Alfred traces Jack Grimm I from his origins as a street orphan in Gotham who became a vaudeville clown and silent film producer. The first Jack leveraged laughter and spectacle into wealth, became a philanthropist devoted to children's causes, and supposedly died in 1938. His descendants, Jack Jr., Jack III, and Jack IV, continued expanding the family's entertainment empire into television, gaming systems, and now global charitable initiatives. Jack Grimm V, the current figure of interest, has become a trillionaire through online gaming platforms and GPU investments. On paper, he is an American success story. Alfred's tone remains skeptical throughout, as though the official narrative is a cover for something darker.

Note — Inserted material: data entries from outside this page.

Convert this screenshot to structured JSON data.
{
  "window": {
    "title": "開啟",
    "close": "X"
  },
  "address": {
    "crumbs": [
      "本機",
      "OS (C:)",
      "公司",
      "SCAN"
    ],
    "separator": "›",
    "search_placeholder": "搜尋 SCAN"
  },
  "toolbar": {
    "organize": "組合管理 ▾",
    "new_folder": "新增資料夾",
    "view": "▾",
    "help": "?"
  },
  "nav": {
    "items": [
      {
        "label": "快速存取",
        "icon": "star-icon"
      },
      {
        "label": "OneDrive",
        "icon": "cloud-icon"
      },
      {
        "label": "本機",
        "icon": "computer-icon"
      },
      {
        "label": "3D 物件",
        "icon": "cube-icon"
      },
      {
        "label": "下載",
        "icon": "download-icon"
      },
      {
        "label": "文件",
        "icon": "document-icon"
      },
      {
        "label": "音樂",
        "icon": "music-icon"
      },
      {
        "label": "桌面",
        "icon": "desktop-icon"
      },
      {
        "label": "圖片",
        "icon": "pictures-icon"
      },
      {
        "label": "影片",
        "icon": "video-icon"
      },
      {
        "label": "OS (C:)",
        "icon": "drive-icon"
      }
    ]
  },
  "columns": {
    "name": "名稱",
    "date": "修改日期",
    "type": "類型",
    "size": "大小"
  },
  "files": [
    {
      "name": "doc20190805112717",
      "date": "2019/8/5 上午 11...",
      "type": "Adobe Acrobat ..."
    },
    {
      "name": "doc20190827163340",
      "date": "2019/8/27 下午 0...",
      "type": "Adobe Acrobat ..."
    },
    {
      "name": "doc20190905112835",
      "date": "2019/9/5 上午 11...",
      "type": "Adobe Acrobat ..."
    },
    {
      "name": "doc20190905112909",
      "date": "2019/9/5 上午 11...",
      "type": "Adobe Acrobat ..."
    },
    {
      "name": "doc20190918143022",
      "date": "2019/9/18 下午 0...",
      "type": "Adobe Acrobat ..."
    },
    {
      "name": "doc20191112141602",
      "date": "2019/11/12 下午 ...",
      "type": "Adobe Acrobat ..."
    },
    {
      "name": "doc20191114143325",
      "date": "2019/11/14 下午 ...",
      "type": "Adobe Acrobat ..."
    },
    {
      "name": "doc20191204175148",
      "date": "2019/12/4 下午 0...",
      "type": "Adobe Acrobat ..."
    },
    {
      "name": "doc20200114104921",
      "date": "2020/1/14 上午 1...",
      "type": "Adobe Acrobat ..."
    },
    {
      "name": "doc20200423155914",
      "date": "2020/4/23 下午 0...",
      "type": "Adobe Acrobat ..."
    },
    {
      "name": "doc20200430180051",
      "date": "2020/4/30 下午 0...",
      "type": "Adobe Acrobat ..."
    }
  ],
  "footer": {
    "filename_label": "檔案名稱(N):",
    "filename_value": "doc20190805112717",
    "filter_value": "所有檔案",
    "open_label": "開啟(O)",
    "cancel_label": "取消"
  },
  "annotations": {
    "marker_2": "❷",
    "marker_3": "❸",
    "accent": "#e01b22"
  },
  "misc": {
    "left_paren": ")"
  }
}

Bruce grows impatient with the sanitized biography and demands the truth. Alfred then shifts his investigation into the realm of speculation and conspiracy. He reveals that people who encountered the Grimm family often came to mysterious ends: suicides, disappearances, deaths among business rivals, politicians, and journalists. He references an FBI associate named Harvey Harris who began investigating the Grimms in the 1990s and died in a boat accident. Alfred theorizes that Jack Grimm may have discovered some form of life extension or immortality through cellular manipulation, possibly using research from his so-called "Arks." Alfred believes there is no Grimm family at all, but rather a single immortal entity who has perpetuated a family legacy as a cover for centuries of manipulation, investment in weapons, bioweapons, and chaos across all sides of political and military conflict.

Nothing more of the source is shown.